Он посмотрел на меня так, словно хотел спросить: зачем спрашивать, когда у самого готов тот же ответ? Но все же ответил:
— Вероятно, мощность рецепторов ограничена. Один канал связи, и этот канал — ты. Или я, — засмеялся он и добавил: — А сейчас этот канал начнет действовать.
Я не понял.
— А что тут понимать, когда все ясно, — сказал он. — Возвращаешься домой, на дачу. Дочка, дачка, тишь да гладь, — засмеялся он, — а тянет. Родина. Даже меня тянет — теперешнего.
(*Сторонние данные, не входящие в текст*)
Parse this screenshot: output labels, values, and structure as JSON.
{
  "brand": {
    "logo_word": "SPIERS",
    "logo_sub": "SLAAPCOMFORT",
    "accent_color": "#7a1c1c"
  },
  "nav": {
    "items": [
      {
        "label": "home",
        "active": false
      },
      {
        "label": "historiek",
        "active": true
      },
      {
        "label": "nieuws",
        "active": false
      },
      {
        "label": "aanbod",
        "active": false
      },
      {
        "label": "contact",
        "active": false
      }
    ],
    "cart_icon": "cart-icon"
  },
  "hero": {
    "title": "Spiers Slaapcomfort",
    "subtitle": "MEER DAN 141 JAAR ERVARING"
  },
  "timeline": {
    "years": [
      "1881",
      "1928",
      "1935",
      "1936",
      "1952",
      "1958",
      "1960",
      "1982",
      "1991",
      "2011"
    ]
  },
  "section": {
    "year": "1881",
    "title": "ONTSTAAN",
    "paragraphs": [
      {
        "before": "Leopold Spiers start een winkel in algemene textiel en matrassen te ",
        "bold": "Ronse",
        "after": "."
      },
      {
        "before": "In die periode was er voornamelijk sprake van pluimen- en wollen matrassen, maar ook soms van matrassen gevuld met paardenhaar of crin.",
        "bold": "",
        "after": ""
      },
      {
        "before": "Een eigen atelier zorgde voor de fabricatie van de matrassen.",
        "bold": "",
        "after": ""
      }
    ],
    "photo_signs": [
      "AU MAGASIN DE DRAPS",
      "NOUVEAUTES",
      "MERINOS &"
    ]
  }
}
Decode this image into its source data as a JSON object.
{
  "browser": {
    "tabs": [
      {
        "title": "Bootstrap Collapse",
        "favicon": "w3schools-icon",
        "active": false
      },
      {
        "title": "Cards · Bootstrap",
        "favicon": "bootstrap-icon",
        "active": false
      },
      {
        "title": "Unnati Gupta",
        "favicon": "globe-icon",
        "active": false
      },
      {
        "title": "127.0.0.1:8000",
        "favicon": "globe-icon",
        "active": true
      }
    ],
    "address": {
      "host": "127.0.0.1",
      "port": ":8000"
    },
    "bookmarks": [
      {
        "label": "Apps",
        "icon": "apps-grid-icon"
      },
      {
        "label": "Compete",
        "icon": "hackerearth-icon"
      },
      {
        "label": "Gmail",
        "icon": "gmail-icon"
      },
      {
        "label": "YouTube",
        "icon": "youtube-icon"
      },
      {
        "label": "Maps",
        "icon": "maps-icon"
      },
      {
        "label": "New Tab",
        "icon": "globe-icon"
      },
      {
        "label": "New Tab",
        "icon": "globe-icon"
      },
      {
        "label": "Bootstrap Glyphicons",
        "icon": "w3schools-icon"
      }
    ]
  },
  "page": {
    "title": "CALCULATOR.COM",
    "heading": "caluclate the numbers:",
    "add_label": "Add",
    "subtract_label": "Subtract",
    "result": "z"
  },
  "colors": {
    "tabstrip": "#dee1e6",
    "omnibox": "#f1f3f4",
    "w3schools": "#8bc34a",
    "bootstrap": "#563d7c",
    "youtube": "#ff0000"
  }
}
Помнишь лужайку в лесу, где вы очутились после дачного ужина? — спросил он без всякой связи с предыдущим. — Узнаешь, если увидишь опять?
— Допустим, — сказал я.
— Оглянись.
Я оглянулся. Вместо фиолетовой дымки, окружавшей замкнутое ею пространство, я увидел поваленное дерево, на котором сидели тогда Зернов и Толька, и лесную чащобу кругом с белесыми пятнами просвечивающего неба.
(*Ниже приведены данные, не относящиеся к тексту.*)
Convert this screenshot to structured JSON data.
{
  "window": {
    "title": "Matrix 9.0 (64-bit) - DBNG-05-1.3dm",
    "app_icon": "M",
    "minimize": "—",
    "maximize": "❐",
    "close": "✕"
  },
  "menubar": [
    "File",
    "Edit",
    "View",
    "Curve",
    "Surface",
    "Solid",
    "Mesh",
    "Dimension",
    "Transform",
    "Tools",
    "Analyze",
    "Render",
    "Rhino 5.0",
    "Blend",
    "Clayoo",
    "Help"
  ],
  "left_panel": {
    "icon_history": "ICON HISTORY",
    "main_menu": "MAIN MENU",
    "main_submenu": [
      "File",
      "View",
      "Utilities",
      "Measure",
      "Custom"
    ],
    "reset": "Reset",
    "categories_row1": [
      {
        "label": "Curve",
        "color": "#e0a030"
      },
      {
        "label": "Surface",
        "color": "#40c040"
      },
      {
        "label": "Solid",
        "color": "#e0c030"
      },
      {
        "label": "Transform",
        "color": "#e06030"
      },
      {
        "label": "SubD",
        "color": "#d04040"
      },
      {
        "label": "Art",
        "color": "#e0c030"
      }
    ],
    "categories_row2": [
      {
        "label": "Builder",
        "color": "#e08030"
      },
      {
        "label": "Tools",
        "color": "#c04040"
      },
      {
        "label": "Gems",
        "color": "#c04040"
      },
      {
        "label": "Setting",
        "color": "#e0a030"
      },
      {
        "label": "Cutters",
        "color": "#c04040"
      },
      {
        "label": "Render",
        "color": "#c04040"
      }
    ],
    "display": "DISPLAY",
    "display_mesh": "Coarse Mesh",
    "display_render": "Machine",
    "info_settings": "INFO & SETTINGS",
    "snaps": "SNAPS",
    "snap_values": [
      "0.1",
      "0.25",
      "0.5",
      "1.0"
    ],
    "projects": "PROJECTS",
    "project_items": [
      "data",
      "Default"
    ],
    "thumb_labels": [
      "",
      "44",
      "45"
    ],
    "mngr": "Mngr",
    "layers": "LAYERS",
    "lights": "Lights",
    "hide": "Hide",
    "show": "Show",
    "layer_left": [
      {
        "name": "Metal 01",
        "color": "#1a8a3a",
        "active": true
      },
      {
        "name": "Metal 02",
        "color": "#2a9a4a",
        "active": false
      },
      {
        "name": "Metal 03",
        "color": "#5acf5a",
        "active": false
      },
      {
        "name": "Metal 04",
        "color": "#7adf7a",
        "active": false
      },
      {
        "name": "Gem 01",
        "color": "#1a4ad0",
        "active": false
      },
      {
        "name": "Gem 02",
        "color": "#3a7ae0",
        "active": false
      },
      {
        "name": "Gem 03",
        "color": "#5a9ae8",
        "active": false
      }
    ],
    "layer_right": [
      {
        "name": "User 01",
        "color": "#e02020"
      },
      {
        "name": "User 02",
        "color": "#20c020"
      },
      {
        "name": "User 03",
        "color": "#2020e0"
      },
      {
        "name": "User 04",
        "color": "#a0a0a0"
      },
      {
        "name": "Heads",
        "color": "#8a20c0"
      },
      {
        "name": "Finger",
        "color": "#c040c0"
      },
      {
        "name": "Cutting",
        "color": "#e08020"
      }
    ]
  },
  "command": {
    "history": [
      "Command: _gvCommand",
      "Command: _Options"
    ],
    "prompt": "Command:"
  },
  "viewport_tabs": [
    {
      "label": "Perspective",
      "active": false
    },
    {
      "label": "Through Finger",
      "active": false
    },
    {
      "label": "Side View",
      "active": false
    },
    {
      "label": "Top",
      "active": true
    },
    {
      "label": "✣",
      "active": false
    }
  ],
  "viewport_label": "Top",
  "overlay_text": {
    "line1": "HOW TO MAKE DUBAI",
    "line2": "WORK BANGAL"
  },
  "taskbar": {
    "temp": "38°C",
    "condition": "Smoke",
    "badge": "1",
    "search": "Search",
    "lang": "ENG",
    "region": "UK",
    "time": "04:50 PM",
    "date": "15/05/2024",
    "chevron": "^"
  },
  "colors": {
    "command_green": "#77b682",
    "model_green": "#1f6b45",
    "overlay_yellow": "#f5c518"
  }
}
— Прыгай, Юрочка. Проститься еще успеем. — Мой «дубль» почему-то спешил. — Иди, иди. Земля близко.
Я сделал шаг вперед и остановился. Что-то во мне воспротивилось.
— Не могу же без них, — сказал я.
— Они появятся одновременно с тобой. Расположитесь примерно так же, как очнулись в лесу, сумеете? Это важно для того, чтобы вернуть вас на Землю.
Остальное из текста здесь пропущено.